Five Things About … Five Barrel’s Robust Porter

1) For a long, long time I was guilty of taking the beers made by brewers in my home town for granted. They were – and still are – making good beers but any time I saw them in the fridge at the bottle shop I would never buy them. “I can get that beer anytime,” I told myself, “but this beer in the fridge next to it, I haven’t seen that one before, I’ll get that instead”.

2) The same thing would happen when I went into a bar and saw an  Illawarra Brewing Company or Five Barrel tap decal. I figured they were brewers in my home town, I could go to the breweries themselves and buy that beer. So I would get one of the other beers on tap instead. I would go to the brewery from time to time but, if the choice was between them and another beer, I’d always opt for the other beer.

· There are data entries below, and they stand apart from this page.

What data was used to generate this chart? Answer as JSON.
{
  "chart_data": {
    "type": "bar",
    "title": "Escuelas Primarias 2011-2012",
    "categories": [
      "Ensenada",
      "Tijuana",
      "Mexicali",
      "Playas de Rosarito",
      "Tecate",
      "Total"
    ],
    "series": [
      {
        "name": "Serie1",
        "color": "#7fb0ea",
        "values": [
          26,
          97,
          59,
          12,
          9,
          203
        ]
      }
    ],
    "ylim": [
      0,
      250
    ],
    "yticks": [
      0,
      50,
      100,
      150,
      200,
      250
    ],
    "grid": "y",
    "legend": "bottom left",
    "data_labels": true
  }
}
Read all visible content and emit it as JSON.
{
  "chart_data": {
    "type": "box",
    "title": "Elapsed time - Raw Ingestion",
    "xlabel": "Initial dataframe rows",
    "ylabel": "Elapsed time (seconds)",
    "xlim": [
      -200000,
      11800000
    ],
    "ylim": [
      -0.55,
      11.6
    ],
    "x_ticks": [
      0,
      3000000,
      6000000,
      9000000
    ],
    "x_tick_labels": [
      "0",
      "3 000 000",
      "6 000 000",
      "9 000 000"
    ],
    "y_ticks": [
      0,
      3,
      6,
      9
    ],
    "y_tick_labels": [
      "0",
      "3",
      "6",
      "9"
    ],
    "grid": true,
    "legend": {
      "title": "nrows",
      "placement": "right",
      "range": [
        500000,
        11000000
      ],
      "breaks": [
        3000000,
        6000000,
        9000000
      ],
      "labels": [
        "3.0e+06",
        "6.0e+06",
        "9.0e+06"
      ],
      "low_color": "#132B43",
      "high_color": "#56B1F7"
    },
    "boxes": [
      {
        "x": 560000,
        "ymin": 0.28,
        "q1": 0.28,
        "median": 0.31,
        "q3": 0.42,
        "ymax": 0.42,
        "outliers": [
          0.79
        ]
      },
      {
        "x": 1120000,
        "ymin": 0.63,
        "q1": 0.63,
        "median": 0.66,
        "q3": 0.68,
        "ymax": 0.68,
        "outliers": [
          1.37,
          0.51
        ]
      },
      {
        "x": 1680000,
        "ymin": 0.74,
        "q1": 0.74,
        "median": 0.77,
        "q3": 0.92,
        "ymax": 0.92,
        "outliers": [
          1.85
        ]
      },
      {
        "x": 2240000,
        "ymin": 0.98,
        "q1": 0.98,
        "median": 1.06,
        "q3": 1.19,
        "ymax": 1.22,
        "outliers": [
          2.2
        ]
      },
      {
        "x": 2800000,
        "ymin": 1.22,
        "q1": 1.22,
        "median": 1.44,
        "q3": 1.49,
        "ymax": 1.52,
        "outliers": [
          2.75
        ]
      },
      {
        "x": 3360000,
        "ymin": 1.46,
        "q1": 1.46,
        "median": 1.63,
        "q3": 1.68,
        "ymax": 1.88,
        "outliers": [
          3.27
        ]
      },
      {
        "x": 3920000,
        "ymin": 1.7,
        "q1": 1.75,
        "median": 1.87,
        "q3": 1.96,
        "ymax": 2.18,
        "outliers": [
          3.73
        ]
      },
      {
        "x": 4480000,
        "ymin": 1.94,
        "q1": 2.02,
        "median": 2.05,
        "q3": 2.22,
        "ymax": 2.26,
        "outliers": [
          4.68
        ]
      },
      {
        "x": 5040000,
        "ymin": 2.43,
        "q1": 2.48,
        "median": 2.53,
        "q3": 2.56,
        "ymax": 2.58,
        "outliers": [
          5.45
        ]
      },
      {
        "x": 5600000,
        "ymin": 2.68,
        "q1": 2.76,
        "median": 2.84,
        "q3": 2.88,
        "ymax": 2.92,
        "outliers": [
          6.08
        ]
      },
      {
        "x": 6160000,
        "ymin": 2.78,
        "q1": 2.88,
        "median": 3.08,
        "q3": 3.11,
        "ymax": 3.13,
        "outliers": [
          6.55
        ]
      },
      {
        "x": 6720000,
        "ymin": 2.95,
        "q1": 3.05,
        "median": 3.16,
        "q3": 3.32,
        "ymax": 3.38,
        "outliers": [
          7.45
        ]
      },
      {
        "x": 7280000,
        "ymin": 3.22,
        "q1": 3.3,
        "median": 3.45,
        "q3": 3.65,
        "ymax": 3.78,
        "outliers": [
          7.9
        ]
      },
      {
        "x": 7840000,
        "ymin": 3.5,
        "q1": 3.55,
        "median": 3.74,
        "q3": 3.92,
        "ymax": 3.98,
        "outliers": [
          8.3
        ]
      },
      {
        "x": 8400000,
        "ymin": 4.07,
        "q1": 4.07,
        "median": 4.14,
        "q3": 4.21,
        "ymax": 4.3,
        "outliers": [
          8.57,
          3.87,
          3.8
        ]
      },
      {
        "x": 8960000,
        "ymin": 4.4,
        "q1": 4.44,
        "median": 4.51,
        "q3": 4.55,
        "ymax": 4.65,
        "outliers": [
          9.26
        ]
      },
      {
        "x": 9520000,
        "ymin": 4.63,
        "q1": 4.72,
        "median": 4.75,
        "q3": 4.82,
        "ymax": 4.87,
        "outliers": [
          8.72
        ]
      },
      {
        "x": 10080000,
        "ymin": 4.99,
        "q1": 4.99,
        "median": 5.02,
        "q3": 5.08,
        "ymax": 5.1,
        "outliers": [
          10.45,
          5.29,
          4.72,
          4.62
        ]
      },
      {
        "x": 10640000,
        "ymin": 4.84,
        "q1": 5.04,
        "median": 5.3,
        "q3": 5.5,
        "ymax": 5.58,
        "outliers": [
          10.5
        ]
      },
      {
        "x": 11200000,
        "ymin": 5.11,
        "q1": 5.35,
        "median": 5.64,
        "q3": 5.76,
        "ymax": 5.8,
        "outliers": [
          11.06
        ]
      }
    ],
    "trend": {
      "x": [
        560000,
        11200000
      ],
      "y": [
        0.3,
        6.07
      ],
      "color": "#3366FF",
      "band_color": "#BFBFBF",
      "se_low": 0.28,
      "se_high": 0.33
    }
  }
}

3) That went on for years, until I changed my attitude. That was down to a two things. Firstly, there was this piece I wrote about use by dates. It got me thinking that the beer mostly likely to be the freshest is the one brewed in the place I live. Also, I’d started seeing social media posts about people in other cities getting excited that a IBC or Five Barrels tap takeover was happening at their local. Here were people getting revved up about the chance to try some of these beers that I’d put in the “yeah, can that anytime” category.

4) After this epiphany of sorts, I started favouring Wollongong-brewed beers when I saw them. Now, if I see cans of IBC’s Apocalypso or Chuck Norris in the bottle shop fridge, I’ll buy some. Who cares if I can get them any time? They’re good beers. Same goes for Five Barrel – they always seem to have a new beer in bottle so I make sure I pick some of them up when I see it.

5) Which brings me to the Five Barrel robust porter. It’s made from the second runnings of the imperial stout. From my homebrewing days, I think that means they run water through the grain to make the imperial stout and then, they repeat the process but put that water into a different fermenter (thereby getting fewer fementable sugars but much of the flavour as the beer made from first runnings). That’s what it tastes like, because this a robust porter than does warrant the word “robust”. While it is 5.9 per cent, it does taste much stronger. It’s rich with dark chocolate and coffee flavours, and went down a treat over during a cold, wet weekend.

Free of paid for: I bought this bottle – as well as seven others in a range of varieties – over the Five Barrel brewery bar.